When the law of supply and demand tilts in retailers’ favors, they can usually charge higher prices for goods that some shoppers don’t want to wait for. When that dynamic slips in the other direction, though, it may leave some merchants unable to deliver in hot water with shoppers.
According to a recent study conducted by JDA Software Group, as reported by The Wall Street Journal, that’s where many U.S. retailers might find themselves if they can’t figure out how to optimize supply chains to keep pace with shoppers’ increasing appetite for eCommerce orders. Through a survey of more than 1,000 online shoppers, JDA found that 35 percent of consumers ordered an item online and picked it up in a brick-and-mortar store over the past year.
However, of that 35 percent, nearly half reported problems picking up their purchases due to retailer-facing issues.

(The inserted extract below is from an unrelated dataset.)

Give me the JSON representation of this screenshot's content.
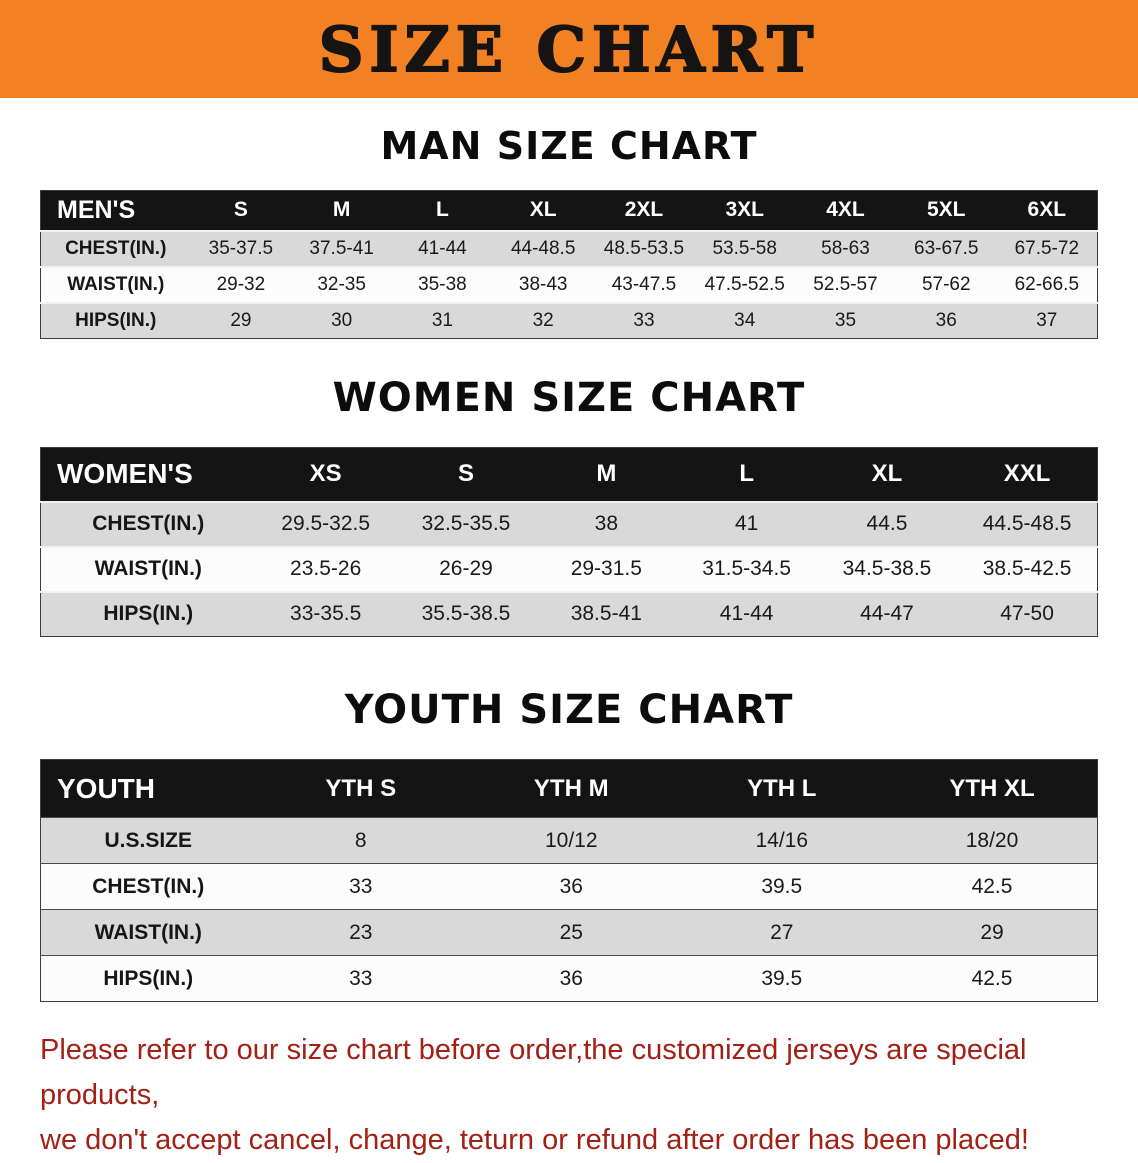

Wayne Usie, senior vice president of retail at JDA, told The WSJ that, while picking and packing products is a normal process in warehouse-style locations, retail storefronts that also cater to in-store shoppers’ requests are getting slammed by the extra work.
“In the store, you’re asking store labor to do more services for the customers than they had to do before,” Usie said. “… They’re struggling with managing the task and additional work that’s required without making a difference in their labor expense, and that’s affecting customer service. It’s indicative of a lot of the challenges these retailers are facing.”
These challenges, along with already thin eCommerce operating margins, means that only 16 percent of online retailers are consistently turning profits, according to JDA.
Despite these troubling figures, retailers may have no choice but to follow customer demand for streamlining eCommerce buying behaviors. Major companies have thrown massive amounts of resources at optimizing click-and-collect programs, but if the JDA study points to anything, it’s that the work is far from done.